5.4) Da Cláusula de Inalienabilidade - art. 1.911

Referido dispositivo não se confunde com a regra prevista no art. 1.848, que diz respeito à legítima. Neste caso, para que o testador possa impor sobre a legítima as mencionadas cláusulas, deverá fundamentar, e só será possível se houve justa causa. 

Já o art. 1.911 diz respeito à disponível, e sobre esta é possível a aposição das mencionadas cláusulas, sem necessidade de fundamentar em uma justa causa.

Tanto no art. 1.848 (que depende de justa causa), quanto no art. 1.911, a cláusula de inalienabilidade só pode recair sobre bens doados, deixados por testamento, e em relação ao bem de família do CC (não ao da Lei nº 8.009/90).

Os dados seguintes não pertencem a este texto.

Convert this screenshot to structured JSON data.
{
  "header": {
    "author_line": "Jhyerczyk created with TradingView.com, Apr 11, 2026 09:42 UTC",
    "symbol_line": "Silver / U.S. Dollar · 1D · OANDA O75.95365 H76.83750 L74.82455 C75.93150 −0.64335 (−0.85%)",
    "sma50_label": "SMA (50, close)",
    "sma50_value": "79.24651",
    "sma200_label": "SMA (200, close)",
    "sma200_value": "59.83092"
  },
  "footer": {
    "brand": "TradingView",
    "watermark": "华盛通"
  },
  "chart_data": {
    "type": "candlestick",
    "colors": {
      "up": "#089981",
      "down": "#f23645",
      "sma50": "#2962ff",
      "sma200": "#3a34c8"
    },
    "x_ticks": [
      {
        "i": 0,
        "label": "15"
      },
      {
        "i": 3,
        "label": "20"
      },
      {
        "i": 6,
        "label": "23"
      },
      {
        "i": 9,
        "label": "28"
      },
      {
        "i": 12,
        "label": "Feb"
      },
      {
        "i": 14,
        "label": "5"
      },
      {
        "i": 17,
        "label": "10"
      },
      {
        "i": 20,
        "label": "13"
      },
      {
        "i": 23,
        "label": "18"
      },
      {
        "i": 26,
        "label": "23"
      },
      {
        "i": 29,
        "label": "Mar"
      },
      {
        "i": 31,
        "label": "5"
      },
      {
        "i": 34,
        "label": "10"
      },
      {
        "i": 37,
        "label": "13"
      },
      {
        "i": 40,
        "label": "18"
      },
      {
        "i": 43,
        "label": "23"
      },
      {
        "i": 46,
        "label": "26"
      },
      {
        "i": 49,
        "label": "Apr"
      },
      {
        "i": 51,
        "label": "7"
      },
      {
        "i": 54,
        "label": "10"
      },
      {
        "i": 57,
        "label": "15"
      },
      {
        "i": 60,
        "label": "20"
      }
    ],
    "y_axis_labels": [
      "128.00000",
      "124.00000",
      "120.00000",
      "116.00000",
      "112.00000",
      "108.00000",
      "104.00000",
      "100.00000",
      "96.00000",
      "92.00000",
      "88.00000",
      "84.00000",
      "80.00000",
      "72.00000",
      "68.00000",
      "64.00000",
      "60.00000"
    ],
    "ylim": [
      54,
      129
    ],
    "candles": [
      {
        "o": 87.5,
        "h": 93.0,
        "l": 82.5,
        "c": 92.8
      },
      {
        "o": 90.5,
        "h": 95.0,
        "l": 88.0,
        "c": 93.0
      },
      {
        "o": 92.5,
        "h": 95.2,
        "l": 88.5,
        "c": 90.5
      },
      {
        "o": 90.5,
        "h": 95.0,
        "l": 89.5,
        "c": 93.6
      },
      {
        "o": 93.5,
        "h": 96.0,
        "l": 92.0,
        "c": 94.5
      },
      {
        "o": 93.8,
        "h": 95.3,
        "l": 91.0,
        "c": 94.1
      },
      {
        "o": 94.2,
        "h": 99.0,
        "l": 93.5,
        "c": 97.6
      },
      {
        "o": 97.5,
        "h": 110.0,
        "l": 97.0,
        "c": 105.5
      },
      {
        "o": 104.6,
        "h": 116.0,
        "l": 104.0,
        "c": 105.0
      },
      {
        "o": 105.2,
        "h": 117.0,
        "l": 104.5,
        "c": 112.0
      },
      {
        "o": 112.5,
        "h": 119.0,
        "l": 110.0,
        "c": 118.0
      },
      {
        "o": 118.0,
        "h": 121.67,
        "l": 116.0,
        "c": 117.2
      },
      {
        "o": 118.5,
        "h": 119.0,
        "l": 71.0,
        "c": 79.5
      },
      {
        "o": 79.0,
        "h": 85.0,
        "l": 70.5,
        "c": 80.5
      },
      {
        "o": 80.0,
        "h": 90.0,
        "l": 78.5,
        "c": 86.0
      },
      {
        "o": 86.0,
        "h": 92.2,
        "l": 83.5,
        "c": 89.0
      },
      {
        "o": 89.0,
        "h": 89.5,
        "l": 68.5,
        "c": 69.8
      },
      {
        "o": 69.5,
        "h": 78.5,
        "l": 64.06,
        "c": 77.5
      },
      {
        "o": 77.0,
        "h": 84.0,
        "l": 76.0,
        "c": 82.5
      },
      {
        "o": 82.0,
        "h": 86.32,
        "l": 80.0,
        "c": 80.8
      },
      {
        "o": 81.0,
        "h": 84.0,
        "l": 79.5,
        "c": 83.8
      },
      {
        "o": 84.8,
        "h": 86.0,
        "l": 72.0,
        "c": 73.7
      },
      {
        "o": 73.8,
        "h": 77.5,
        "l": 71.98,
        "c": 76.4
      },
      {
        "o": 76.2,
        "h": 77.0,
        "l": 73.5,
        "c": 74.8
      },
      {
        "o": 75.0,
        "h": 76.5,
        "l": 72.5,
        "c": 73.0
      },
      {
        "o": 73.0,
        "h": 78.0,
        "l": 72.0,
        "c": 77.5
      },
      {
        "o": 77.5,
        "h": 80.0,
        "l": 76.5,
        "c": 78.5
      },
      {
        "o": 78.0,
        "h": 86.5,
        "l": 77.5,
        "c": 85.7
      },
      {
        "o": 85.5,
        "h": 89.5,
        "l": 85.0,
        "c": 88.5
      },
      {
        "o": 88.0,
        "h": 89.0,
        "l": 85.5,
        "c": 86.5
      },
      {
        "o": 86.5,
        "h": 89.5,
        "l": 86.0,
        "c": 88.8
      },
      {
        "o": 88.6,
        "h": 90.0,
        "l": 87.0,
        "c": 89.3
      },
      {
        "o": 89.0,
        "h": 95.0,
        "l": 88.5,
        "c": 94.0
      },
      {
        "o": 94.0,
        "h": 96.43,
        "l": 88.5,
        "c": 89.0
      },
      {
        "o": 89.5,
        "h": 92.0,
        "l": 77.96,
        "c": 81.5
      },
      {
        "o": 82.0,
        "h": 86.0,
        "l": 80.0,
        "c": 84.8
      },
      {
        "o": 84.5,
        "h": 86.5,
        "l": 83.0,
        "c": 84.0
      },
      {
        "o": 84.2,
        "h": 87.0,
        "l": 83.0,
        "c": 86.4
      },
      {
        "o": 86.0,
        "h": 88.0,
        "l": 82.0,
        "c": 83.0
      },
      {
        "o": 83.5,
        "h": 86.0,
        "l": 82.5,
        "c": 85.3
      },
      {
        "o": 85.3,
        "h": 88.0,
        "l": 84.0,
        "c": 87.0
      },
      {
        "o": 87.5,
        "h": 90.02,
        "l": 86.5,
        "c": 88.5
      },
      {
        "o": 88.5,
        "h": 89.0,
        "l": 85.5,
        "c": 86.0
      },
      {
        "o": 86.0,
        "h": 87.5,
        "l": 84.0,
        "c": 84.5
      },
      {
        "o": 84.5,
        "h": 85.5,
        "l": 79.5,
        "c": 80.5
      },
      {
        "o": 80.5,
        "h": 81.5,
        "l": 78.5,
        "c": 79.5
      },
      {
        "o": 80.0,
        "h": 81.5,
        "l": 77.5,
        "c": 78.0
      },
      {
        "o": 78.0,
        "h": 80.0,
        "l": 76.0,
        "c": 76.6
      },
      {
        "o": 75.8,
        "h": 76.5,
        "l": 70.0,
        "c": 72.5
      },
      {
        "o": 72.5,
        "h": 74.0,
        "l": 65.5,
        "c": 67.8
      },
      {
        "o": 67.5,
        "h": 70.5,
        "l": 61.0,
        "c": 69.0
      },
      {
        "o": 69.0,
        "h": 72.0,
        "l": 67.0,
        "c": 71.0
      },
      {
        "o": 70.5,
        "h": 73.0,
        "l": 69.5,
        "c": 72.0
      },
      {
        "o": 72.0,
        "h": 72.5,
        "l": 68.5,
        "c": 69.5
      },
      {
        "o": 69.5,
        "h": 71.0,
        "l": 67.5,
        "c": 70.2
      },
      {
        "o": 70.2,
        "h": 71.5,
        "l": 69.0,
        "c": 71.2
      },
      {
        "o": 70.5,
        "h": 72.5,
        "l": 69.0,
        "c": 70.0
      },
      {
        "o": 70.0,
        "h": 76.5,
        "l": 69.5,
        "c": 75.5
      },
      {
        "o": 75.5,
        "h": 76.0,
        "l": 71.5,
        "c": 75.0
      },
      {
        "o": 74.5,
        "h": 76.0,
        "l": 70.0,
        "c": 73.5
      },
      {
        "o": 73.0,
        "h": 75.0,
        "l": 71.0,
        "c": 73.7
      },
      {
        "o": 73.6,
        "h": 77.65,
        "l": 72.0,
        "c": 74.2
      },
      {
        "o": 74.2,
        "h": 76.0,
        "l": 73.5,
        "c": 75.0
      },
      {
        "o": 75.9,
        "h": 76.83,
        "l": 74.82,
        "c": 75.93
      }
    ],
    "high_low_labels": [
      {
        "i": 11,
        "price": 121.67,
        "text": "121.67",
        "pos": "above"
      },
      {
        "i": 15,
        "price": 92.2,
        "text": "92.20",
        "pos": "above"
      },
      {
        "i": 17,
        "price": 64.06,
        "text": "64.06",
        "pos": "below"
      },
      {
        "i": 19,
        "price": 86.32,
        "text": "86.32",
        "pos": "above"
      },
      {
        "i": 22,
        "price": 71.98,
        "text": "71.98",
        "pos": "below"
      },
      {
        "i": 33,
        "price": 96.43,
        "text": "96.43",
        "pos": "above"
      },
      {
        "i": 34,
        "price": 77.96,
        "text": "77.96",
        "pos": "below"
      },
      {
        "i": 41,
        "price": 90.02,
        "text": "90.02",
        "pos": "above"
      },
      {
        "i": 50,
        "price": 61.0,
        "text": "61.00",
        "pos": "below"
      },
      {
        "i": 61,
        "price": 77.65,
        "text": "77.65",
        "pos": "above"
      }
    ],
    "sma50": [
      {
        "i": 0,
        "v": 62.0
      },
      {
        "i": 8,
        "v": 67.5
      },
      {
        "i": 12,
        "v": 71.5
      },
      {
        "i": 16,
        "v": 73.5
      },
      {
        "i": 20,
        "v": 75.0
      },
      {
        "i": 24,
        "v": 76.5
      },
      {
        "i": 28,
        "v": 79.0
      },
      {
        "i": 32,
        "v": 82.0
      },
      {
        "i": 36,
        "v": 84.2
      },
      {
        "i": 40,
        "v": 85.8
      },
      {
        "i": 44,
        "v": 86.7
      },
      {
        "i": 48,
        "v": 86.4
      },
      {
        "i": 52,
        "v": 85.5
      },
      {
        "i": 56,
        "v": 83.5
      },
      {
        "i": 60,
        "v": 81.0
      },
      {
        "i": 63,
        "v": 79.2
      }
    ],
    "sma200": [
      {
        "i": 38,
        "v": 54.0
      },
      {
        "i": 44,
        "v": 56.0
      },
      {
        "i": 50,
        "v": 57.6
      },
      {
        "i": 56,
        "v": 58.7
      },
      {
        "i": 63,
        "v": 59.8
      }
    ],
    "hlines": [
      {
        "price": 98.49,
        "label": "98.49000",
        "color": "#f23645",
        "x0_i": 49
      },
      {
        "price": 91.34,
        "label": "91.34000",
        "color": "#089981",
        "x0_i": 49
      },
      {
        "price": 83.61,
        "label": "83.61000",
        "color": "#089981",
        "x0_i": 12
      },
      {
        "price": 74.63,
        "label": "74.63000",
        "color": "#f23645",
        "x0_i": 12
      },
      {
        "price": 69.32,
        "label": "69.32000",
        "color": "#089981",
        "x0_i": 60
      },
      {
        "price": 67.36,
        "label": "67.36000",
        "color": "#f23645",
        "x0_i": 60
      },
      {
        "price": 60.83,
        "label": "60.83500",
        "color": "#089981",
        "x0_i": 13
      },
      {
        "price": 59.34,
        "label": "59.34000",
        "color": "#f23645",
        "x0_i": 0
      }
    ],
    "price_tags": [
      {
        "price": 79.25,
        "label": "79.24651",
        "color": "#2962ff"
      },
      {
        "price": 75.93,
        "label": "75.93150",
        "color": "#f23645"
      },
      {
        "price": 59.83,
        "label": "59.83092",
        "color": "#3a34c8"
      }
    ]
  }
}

A cláusula de inalienabilidade pode ainda ser temporária ou então vitalícia. No silêncio, é vitalícia, ou seja, acompanhará toda a existência da pessoa beneficiada. Com a morte desta, extingue-se. Portanto, não pode ser perpétua. Seu cancelamento deve ser pleiteado judicialmente. Pode ser absoluta, quando o testador veda a alienação sem abrir qualquer exceção, ou relativa, quando ele permite a alienação a certas pessoas ou em certas condições.

Se houver cláusula de inalienabilidade, o herdeiro não poderá fazer a renúncia translativa da herança, ou seja, em favor de certa pessoa, mas apenas a renúncia pura e simples. 

A cláusula de inalienabilidade implica impenhorabilidade e incomunicabilidade - art. 1.911. Porém, a aposição apenas da incomunicabilidade, ou apenas na impenhorabilidade, ou então de ambas, não significa a aposição da inalienabilidade, pois esta não se presume, devendo constar expressamente no testamento.

A cláusula de inalienabilidade pode recair sobre qualquer bem móvel ou imóvel, inclusive dinheiro.

A inalienabilidade não atinge os credores do morto, que poderão requerer a penhora do bem. A Fazenda Pública também pode requerer a penhora do bem gravado com a cláusula de inalienabilidade ou impenhorabilidade.